Roma, 6 feb. (askanews) - "In Italia si parla poco di ricerca, poi improvvisamente nel momento in cui c'è la paura del contagio, penso al caso del coronavirus, chi isola questo virus nell'opinione pubblica diventa l'eroe nazionale. Questa è la storia che abbiamo avuto in questi anni, ma l'aria sta cambiando: le persone e quindi anche il mondo politico hanno cominciato a capire che la ricerca è un pezzo importante della loro vita". È quanto ha dichiarato Gaetano Manfredi, ministro per la Ricerca e l'Università intervenendo al Forum HealthScience Brige presso il Centro Studi Americani.

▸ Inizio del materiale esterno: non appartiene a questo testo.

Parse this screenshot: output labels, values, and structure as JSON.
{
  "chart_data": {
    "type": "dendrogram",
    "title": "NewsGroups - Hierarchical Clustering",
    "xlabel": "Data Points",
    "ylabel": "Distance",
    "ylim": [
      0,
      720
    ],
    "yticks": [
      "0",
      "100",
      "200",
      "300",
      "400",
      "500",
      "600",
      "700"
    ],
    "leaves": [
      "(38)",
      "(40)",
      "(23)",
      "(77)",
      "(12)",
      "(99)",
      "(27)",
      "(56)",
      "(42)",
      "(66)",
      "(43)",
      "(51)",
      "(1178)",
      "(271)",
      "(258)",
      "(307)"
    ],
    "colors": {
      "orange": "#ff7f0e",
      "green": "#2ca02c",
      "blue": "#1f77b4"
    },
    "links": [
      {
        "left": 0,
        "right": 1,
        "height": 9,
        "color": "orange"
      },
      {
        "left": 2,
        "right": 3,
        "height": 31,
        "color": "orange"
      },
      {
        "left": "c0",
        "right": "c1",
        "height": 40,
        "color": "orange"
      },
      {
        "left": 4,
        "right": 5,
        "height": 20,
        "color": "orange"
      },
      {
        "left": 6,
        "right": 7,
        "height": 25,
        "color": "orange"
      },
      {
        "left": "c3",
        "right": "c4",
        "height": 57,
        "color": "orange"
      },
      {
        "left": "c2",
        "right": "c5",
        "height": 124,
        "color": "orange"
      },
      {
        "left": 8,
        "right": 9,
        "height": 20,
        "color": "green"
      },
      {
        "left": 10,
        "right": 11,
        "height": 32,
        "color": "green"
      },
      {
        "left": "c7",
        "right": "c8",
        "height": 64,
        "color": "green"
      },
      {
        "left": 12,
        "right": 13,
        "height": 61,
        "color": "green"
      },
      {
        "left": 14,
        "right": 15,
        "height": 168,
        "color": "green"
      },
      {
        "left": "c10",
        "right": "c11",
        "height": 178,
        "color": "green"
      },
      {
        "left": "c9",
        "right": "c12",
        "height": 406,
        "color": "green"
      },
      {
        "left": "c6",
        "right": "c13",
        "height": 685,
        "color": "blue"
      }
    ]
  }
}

"C'è poi - ha aggiunto - il tema del rapporto tra ricerca ed innovazione tecnologica. Noi stiamo vivendo una trasformazione epocale. Chi è immerso nel cambiamento non si rende conto di quello che sta succedendo. L'impatto della grande transizione digitale sta cambiando il nostro essere e sta modificando l'approccio alla ricerca perché noi dobbiamo rispondere al problema in maniera sempre più veloce".

"Oggi una ricerca verticale non ha grande futuro, a problemi complessi bisogna rispondere con risposte complesse. Bisogna cambiare quindi i nostri modelli organizzativi. Questo non vuol dire che bisogna perdere la specialità ma avere dei modelli formativi dove gli specialisti siano in grado di lavorare in team professionali. Dobbiamo abituate i nostri ricercatori - ha concluso - ad un approccio multidisciplinare e dotare tutti di abilità digitali".